ISR was found in at least one stent in 9.6% of patients at 1 year, 13.9% at 5 years, and 18.1% at 10 years. Interestingly, although ISR is often considered benign, the presentation of ISR over 10 years with stable angina in 9%, unstable angina in 7.4%, MI in 2.1%, and other unstable presentations like decompensated heart failure or ventricular arrhythmias in 0.4%. Doyle et al focused on the 2.1% of patients whose ISR presented with MI. These patients had increased mortality, with a hazard ratio of 2.4, compared to those whose ISR did not present with MI. Patients with ISR who did not present with MI had the same mortality as those with no ISR at all. Doyle et al caution that BMS are associated with a 2.1% rate of ISR presenting with MI over 10 years, and that this is associated with an increased mortality. Therefore, choosing a BMS because restenosis is considered "benign", compared to the risk of stent thrombosis caused by drug-eluting stents,may not necessarily be appropriate. Furthermore, although BMS have lower rates of stent thrombosis than drug-eluting stents, the rates of death and MI appear similar. Doyle et al suggest that the 2.1% rate of MI presentation of ISR, and the corresponding increase in mortality, may explain this discrepancy.
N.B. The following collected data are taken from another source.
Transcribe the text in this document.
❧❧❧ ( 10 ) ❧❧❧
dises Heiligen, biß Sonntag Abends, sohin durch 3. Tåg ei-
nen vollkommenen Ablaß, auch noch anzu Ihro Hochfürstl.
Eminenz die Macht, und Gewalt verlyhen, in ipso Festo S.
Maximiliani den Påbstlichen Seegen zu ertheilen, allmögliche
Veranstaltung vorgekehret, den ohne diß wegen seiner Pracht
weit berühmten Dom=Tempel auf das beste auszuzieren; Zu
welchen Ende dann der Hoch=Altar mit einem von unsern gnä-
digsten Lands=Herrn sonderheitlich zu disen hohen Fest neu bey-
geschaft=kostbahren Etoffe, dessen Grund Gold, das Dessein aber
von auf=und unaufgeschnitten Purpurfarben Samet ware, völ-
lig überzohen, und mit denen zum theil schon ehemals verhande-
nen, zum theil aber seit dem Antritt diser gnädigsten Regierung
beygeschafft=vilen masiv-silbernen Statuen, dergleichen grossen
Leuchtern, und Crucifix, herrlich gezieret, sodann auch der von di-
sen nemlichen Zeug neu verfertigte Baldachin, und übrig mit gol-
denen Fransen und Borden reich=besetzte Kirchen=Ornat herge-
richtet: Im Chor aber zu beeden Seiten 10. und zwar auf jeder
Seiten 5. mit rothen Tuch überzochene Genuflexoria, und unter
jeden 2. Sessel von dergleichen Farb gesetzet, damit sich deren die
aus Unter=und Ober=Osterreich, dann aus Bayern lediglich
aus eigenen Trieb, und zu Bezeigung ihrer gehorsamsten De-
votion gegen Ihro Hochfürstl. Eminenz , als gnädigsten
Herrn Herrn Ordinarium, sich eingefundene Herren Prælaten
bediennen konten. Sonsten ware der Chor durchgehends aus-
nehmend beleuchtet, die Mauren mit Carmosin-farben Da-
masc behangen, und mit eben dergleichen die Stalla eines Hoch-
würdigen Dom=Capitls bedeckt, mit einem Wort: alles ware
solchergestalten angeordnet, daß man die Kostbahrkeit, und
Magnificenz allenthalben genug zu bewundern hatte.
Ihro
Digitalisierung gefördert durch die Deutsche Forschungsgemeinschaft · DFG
This study is limited by its retrospective design and the small numbers of events. Also, no data regarding duration of, or compliance with, dual anti-platelet therapy are presented. Another limitation is that the BMS used during the study period may not reflect the outcomes of newer BMS technologies that have reached the market since then. Finally, no comparisons can be drawn with other methods of treating coronary disease, such as medical therapy, drug-eluting stents, or bypass surgery. Notably, most of the patients in this study presented with acute coronary syndromes, so patients with stable coronary artery disease treated with BMS may not have the same outcomes. However, this study provides excellent long-term follow-up in a large cohort of patients reflecting current real-world clinical practice. Furthermore, using contemporary definitions of stent thrombosis, rather than old trial definitions, provides important new information that may help guide clinicians in decision-making in the cardiac catheterization lab.

In summary, use of BMS is associated with a significant risk of both stent thrombosis (2.0%) and ISR presenting with acute MI (2.1%) over a 10-year follow-up associated with increased mortality. The current tendency to use BMS over drug-eluting stents, for reasons of safety, may not be justified. Clinical decision-making should weigh the relative risks of restenosis and thrombosis on the basis of lesion- and patient-specific variables.